For many of us gardeners, poinsettia plants are an essential element of our Christmas decorating. I love the huge displays at church and in the stores, even if I don’t have room for that many in my home. I’ve written about how to keep the plants alive (see my 2012 post on “Pretty Poinsettias”). But this year I learned something new.
When I was small (I had my sixth birthday on the trip), my parents and I spent four weeks traveling around Mexico, from early December to early January. It was a wonderful time to visit, with all the Christmas and New Year celebrations. One common sight we couldn’t miss were the gardens full of bright red poinsettias in full bloom.
By the age of six I was familiar with potted poinsettias, so I was astonished to see poinsettias growing as large as trees! They were huge! I assumed they grew that large because they were planted outside in gardens, rather than in a small pot. Now I know there’s more to the story.
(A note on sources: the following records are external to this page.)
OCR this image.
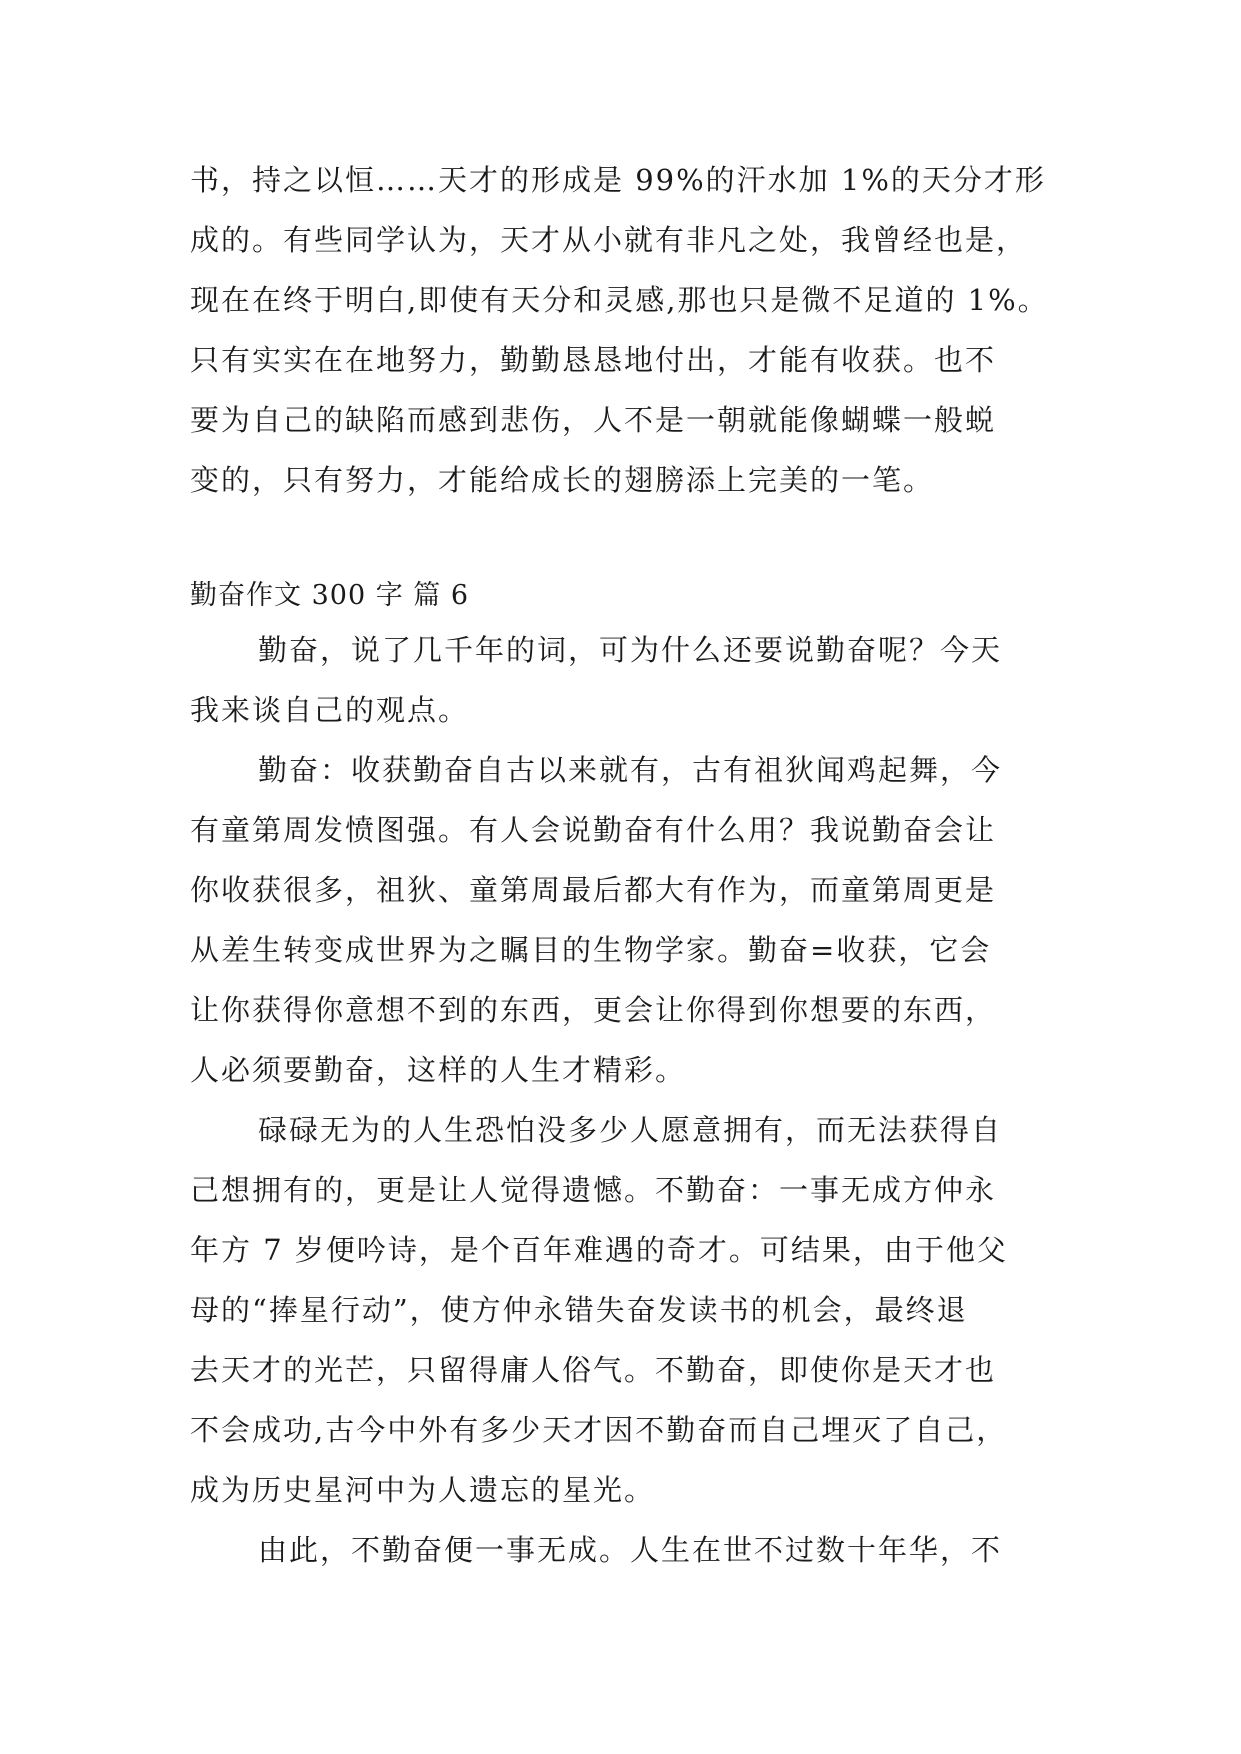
书，持之以恒……天才的形成是 99%的汗水加 1%的天分才形
成的。有些同学认为，天才从小就有非凡之处，我曾经也是，
现在在终于明白,即使有天分和灵感,那也只是微不足道的 1%。
只有实实在在地努力，勤勤恳恳地付出，才能有收获。也不
要为自己的缺陷而感到悲伤，人不是一朝就能像蝴蝶一般蜕
变的，只有努力，才能给成长的翅膀添上完美的一笔。
勤奋作文 300 字 篇 6
勤奋，说了几千年的词，可为什么还要说勤奋呢？今天
我来谈自己的观点。
勤奋：收获勤奋自古以来就有，古有祖狄闻鸡起舞，今
有童第周发愤图强。有人会说勤奋有什么用？我说勤奋会让
你收获很多，祖狄、童第周最后都大有作为，而童第周更是
从差生转变成世界为之瞩目的生物学家。勤奋=收获，它会
让你获得你意想不到的东西，更会让你得到你想要的东西，
人必须要勤奋，这样的人生才精彩。
碌碌无为的人生恐怕没多少人愿意拥有，而无法获得自
己想拥有的，更是让人觉得遗憾。不勤奋：一事无成方仲永
年方 7 岁便吟诗，是个百年难遇的奇才。可结果，由于他父
母的“捧星行动”，使方仲永错失奋发读书的机会，最终退
去天才的光芒，只留得庸人俗气。不勤奋，即使你是天才也
不会成功,古今中外有多少天才因不勤奋而自己埋灭了自己，
成为历史星河中为人遗忘的星光。
由此，不勤奋便一事无成。人生在世不过数十年华，不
Most of us don’t have indoor space for a large shrub or small tree, especially one with thorns. That’s why the entire Christmas poinsettia industry—worth $250 million in sales last year, just in the U.S.—owes its existence to a bacteria. More specifically, it’s a phytoplasma—a particular kind of bacteria that has lost its cell walls and can only live as a parasite in plant cells. In many ways, these bacteria are similar to viruses.
Most phytoplasmas cause serious diseases, such as aster yellows, and we would consider them “bad” bacteria. Typical symptoms of infection include yellowing and dying stems and foliage, leaves growing in place of flowers (resulting in sterility), green flowers, and witch’s brooms. However, not all phytoplasmas kill their hosts. Phytoplasma PoiBI1, the kind that infects poinsettias, is one example.
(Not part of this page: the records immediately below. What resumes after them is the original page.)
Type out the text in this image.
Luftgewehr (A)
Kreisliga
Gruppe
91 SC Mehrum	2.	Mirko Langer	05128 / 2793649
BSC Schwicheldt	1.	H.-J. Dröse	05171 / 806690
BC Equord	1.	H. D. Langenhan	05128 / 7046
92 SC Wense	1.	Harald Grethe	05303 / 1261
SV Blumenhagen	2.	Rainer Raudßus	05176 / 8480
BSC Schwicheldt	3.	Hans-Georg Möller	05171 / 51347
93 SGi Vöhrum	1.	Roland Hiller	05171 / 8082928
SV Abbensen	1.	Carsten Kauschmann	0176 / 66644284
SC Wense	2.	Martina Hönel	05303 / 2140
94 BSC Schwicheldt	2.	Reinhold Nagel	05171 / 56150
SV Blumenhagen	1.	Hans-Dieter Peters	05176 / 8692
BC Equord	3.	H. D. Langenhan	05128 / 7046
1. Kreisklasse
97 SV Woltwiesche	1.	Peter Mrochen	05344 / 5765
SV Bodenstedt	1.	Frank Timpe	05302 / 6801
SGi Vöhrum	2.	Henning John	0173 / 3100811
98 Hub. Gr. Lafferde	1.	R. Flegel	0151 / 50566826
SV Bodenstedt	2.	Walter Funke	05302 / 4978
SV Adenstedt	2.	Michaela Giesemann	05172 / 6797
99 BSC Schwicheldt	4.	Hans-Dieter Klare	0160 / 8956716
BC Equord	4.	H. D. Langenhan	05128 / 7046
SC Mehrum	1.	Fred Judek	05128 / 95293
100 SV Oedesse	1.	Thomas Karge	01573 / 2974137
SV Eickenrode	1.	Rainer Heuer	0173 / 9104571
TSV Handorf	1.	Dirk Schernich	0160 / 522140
This phytoplasma causes a witch’s broom condition—an increase in the number of side shoots and a decrease in the distance between branches. (There are also many other causes of witch’s brooms. While unattractive in large trees, witch’s brooms are the reason we have dwarf conifers. )
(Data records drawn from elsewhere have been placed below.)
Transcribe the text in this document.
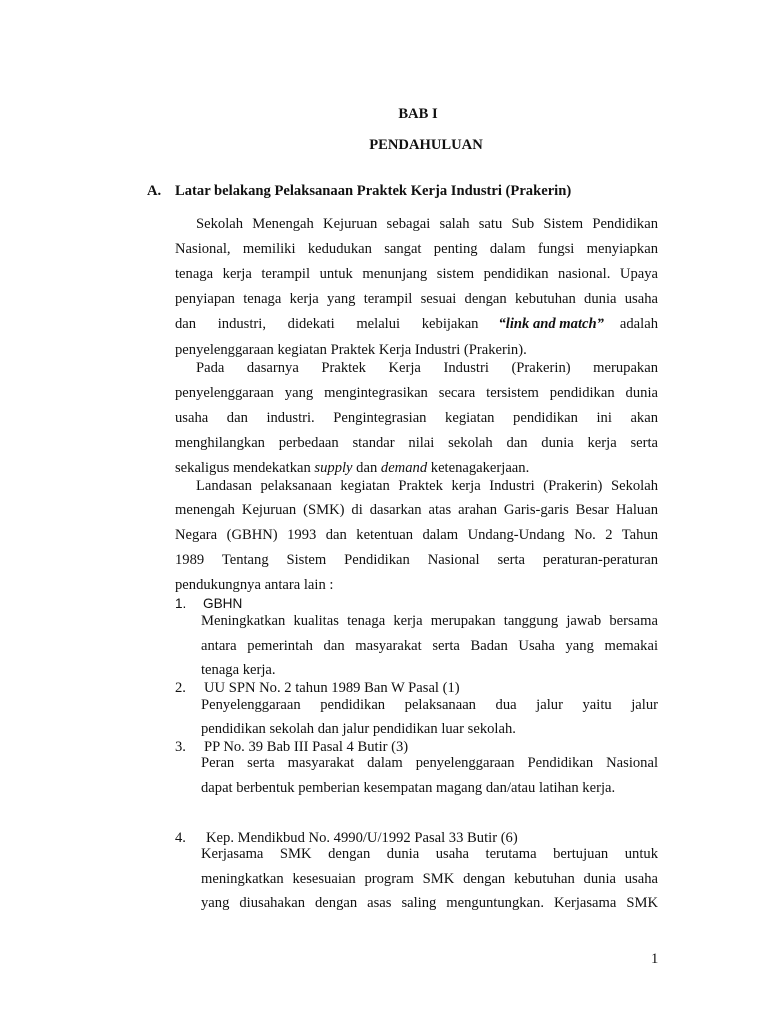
BAB I
PENDAHULUAN
A. Latar belakang Pelaksanaan Praktek Kerja Industri (Prakerin)
Sekolah Menengah Kejuruan sebagai salah satu Sub Sistem Pendidikan
Nasional, memiliki kedudukan sangat penting dalam fungsi menyiapkan
tenaga kerja terampil untuk menunjang sistem pendidikan nasional. Upaya
penyiapan tenaga kerja yang terampil sesuai dengan kebutuhan dunia usaha
dan industri, didekati melalui kebijakan “link and match” adalah
penyelenggaraan kegiatan Praktek Kerja Industri (Prakerin).
Pada dasarnya Praktek Kerja Industri (Prakerin) merupakan
penyelenggaraan yang mengintegrasikan secara tersistem pendidikan dunia
usaha dan industri. Pengintegrasian kegiatan pendidikan ini akan
menghilangkan perbedaan standar nilai sekolah dan dunia kerja serta
sekaligus mendekatkan supply dan demand ketenagakerjaan.
Landasan pelaksanaan kegiatan Praktek kerja Industri (Prakerin) Sekolah
menengah Kejuruan (SMK) di dasarkan atas arahan Garis-garis Besar Haluan
Negara (GBHN) 1993 dan ketentuan dalam Undang-Undang No. 2 Tahun
1989 Tentang Sistem Pendidikan Nasional serta peraturan-peraturan
pendukungnya antara lain :
1. GBHN
Meningkatkan kualitas tenaga kerja merupakan tanggung jawab bersama
antara pemerintah dan masyarakat serta Badan Usaha yang memakai
tenaga kerja.
2. UU SPN No. 2 tahun 1989 Ban W Pasal (1)
Penyelenggaraan pendidikan pelaksanaan dua jalur yaitu jalur
pendidikan sekolah dan jalur pendidikan luar sekolah.
3. PP No. 39 Bab III Pasal 4 Butir (3)
Peran serta masyarakat dalam penyelenggaraan Pendidikan Nasional
dapat berbentuk pemberian kesempatan magang dan/atau latihan kerja.
4. Kep. Mendikbud No. 4990/U/1992 Pasal 33 Butir (6)
Kerjasama SMK dengan dunia usaha terutama bertujuan untuk
meningkatkan kesesuaian program SMK dengan kebutuhan dunia usaha
yang diusahakan dengan asas saling menguntungkan. Kerjasama SMK
1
Instead of growing into a tall and scraggly shrub, PoiBI keeps our potted pointsettias short and compact. The plants have more branches, and therefore more “flowers” (actually, the red “petals” are bracts, and the flowers are the tiny yellow structures in the center). They fit on our coffee table or front porch, and we buy them by the millions.2
Next time you admire a vibrant red (or white or peach) poinsettia, think of all the bacteria living in its tissues, making it a suitable houseplant. Or, maybe not. Maybe we should just enjoy the pretty flowers!
Thanks to The Mad Virologist for inspiring this post.
- PoiBI stands for Pointsettia Branch-Inducing. No one can claim that scientists aren’t logical.
- According to the USDA, over 80 million potted poinsettias were sold in 2015—during a six week season!